I servizi ad alto contenuto di conoscenza registrano anche i più alti differenziali retributivi fra imprese. Questa disuguaglianza nelle retribuzioni medie fra imprese potrebbe ricondursi alla dispersione della produttività, indicando una struttura dualistica, specialmente nei servizi dove imprese a bassa produttività e a bassa retribuzione coesistono con imprese ad alta produttività e ad alta retribuzione. Dall’analisi emerge, inoltre, come la dimensione dell’impresa sia fortemente associata alla dispersione salariale tra le imprese nei servizi, mentre l’opposto avviene nella manifattura. Ciò può attribuirsi all’eterogeneità nelle relazioni tra forza lavoro e management nei due comparti produttivi, con quello manifatturiero strutturalmente caratterizzato da una dimensione media d’impresa superiore, maggiore densità sindacale e maggior diffusione di contrattazione aziendale di secondo livello (Bisio et al. 2023).

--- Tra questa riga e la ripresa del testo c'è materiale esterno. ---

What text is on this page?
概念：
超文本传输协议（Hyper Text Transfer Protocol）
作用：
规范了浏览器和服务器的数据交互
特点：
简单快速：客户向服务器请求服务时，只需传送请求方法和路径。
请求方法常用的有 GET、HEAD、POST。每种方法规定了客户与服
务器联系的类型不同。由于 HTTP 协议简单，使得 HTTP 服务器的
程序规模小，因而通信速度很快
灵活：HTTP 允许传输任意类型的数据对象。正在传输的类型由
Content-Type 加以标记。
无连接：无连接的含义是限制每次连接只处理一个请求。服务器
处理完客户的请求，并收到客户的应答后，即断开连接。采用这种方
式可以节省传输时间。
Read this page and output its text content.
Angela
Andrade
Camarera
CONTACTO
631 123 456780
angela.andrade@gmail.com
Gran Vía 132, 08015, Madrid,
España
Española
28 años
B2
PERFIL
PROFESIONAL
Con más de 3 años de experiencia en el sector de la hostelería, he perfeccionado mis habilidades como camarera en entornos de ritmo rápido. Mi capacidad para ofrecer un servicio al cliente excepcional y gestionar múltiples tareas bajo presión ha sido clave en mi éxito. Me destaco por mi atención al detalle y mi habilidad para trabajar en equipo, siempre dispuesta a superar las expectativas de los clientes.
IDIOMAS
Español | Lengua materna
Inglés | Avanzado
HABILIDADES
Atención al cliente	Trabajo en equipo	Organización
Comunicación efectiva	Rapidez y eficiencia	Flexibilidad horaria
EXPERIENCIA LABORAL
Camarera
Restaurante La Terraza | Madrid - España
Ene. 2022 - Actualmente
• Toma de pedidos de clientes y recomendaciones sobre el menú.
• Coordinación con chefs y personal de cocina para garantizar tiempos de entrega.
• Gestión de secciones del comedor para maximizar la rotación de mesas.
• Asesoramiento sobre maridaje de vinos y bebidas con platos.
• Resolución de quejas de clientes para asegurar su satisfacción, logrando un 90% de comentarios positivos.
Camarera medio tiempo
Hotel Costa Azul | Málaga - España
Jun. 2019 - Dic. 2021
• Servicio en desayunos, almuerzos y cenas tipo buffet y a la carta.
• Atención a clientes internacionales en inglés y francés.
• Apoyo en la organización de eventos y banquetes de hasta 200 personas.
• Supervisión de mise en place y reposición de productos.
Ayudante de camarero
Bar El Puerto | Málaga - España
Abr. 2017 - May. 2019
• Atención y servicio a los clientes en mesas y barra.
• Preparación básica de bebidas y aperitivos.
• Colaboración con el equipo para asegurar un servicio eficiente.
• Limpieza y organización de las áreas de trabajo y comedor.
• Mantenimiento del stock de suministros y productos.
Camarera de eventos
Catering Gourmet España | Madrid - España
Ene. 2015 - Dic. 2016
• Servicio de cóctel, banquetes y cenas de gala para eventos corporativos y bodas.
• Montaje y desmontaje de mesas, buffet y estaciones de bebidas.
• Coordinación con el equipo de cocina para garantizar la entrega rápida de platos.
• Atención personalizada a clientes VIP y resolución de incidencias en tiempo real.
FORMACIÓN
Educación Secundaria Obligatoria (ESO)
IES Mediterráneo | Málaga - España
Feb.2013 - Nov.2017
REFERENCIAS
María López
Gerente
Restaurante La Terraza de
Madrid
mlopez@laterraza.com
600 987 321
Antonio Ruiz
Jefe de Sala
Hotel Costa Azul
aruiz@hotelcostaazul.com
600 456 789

Infine, la peculiarità del nostro dataset ha permesso di esplorare il ruolo dell’innovazione – sintetizzata dalla spesa totale in attività innovativa da parte dell’impresa – nell’influenzare le disuguaglianze all’interno e tra le imprese.  Nel complesso, l’innovazione non sembra significativamente associata a una maggiore dispersione interna nelle grandi imprese, mentre contribuisce ad ampliare la dispersione retributiva interna nelle piccole. Inoltre, gli investimenti in innovazione non si associano a un aumento di disparità salariale tra le grandi aziende, ma possono contribuire ad ampliarla tra quelle di minori dimensioni.

In conclusione, l’analisi evidenzia che particolare attenzione dovrebbe essere posta sull’eterogeneo comparto dei servizi, dove possono emergere importanti disparità salariali sia fra imprese che all’interno di queste. Tale risultato può essere collegato a fattori di tipo istituzionale (la più debole rappresentanza sindacale rispetto alla manifattura), pratiche organizzativo-manageriali (ad esempio, l’applicazione di politiche salariali discrezionali) o strutturali (una relativa maggiore dispersione della produttività). Nella valutazione del ruolo del cambiamento tecnologico come ulteriore potenziale fonte di dispersione retributiva all’interno e tra le imprese, l’analisi sembra evidenziarne la rilevanza solo per le imprese di piccola dimensione. I nostri risultati suggeriscono, inoltre, che altri meccanismi – radicati nelle istituzioni del mercato del lavoro – verosimilmente influenzano le disuguaglianze salariali e che, quindi, analisi esplicitamente dirette al loro studio sarebbero promettenti.

NOTE:

1 La versione integrale di questo articolo è stata pubblicata su Etica&Economia al seguente link La dispersione dei salari in Italia: un’analisi esplorativa basata su dati employer-employee, Laura Bisio, Matteo Lucchese, Valeria Cirillo | Menabò di Etica ed Economia (eticaeconomia.it) 

2 Le opinioni espresse in questo articolo non riflettono quelle dell’Istituzione di appartenenza, ma solo quelle dell’autore.

3 Nell’analisi di questi valori, dobbiamo considerare che nel nostro campione (le cui osservazioni non sono pesate) le grandi imprese hanno un peso relativamente maggiore.